Experts Warn the Approach Is Out of Step With Modern Reality
Privacy and data science experts have pushed back sharply against UK Biobank's position, arguing that it places an unreasonable burden on volunteers and fails to account for the realities of life in the digital age.
"Are these people aware that the internet exists?" said Professor Felix Ritchie, an economist at the University of the West of England. "The idea that they can rely on their volunteers never putting any other information out there about themselves is an entirely unreasonable thing to expect."
Dr. Luc Rocher, an associate professor at the Oxford Internet Institute who examined several of the leaked datasets, explained that stripping away obvious identifiers is rarely sufficient to guarantee true anonymity. Knowing only a person's birthday and the approximate date of a medical event — such as a broken bone — could be enough to identify them with a high degree of confidence, he warned.
"Once identified, that record could reveal sensitive information such as a psychiatric diagnosis, an HIV test result, or a history of drug abuse," Dr. Rocher said.
Scale of the Problem Described as 'Shocking'
Professor Niels Peek, a data science and healthcare expert at the University of Cambridge, acknowledged that UK Biobank had taken the issue seriously and acted within reasonable expectations. Nevertheless, he described the overall scale of the problem as deeply troubling.
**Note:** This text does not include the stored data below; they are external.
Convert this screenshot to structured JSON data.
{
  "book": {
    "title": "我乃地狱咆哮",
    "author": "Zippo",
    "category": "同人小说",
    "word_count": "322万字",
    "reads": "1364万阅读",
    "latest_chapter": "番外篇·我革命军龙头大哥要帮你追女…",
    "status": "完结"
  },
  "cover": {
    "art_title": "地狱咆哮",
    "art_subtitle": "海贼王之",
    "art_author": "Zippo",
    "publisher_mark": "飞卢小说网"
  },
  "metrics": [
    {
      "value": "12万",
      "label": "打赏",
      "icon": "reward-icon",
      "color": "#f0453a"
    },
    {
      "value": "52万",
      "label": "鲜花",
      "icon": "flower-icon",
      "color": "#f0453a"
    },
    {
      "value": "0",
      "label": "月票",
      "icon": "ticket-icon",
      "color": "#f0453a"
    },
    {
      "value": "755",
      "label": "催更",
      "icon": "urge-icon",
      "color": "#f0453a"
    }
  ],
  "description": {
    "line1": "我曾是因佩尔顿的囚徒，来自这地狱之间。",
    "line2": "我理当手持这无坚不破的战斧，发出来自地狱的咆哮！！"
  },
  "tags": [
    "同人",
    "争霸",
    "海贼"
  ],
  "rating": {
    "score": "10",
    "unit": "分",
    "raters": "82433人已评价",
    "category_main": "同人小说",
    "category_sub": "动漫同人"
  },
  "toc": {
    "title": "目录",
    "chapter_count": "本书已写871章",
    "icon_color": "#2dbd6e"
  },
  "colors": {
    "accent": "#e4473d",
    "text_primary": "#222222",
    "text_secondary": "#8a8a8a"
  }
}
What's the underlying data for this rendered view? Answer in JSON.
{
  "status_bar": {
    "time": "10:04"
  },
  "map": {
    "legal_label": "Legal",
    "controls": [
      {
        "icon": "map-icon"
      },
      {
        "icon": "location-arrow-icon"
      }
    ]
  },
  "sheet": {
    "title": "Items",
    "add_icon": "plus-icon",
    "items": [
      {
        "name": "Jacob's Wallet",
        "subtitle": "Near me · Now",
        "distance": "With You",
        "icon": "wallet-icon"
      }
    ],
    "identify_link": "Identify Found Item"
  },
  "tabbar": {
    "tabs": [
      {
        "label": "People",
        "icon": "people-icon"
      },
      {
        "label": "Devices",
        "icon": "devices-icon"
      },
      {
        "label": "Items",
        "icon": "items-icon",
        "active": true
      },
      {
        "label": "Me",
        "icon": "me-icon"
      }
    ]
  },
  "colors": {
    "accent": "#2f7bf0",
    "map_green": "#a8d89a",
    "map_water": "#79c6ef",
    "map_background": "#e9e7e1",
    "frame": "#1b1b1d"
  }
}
"If it had happened once or 10 times I'd probably say it's not great but zero risk is impossible," he said. "Hundreds. That's a little bit too much."
In his view, the situation highlights a fundamental tension at the heart of large-scale health research: the ambition to harness data for medical progress sits in uncomfortable conflict with the legal and ethical duty to safeguard individual privacy.
Questions Remain Over Whether Control Can Be Fully Restored
Experts have also raised doubts about whether UK Biobank can realistically recover full control over all the data that has already been exposed. Despite the removal of numerous repositories by both researchers and GitHub, some files were still reportedly accessible through an independent code archive website until shortly before the Guardian's investigation was published.
UK Biobank was founded in 2003 with backing from the Department of Health and several medical research charities. Until late 2024, approved researchers were permitted to download data directly onto their own computer systems. Last month, the government extended Biobank's data access rights to include volunteers' GP records — a development that may intensify scrutiny of how the organization manages data security going forward.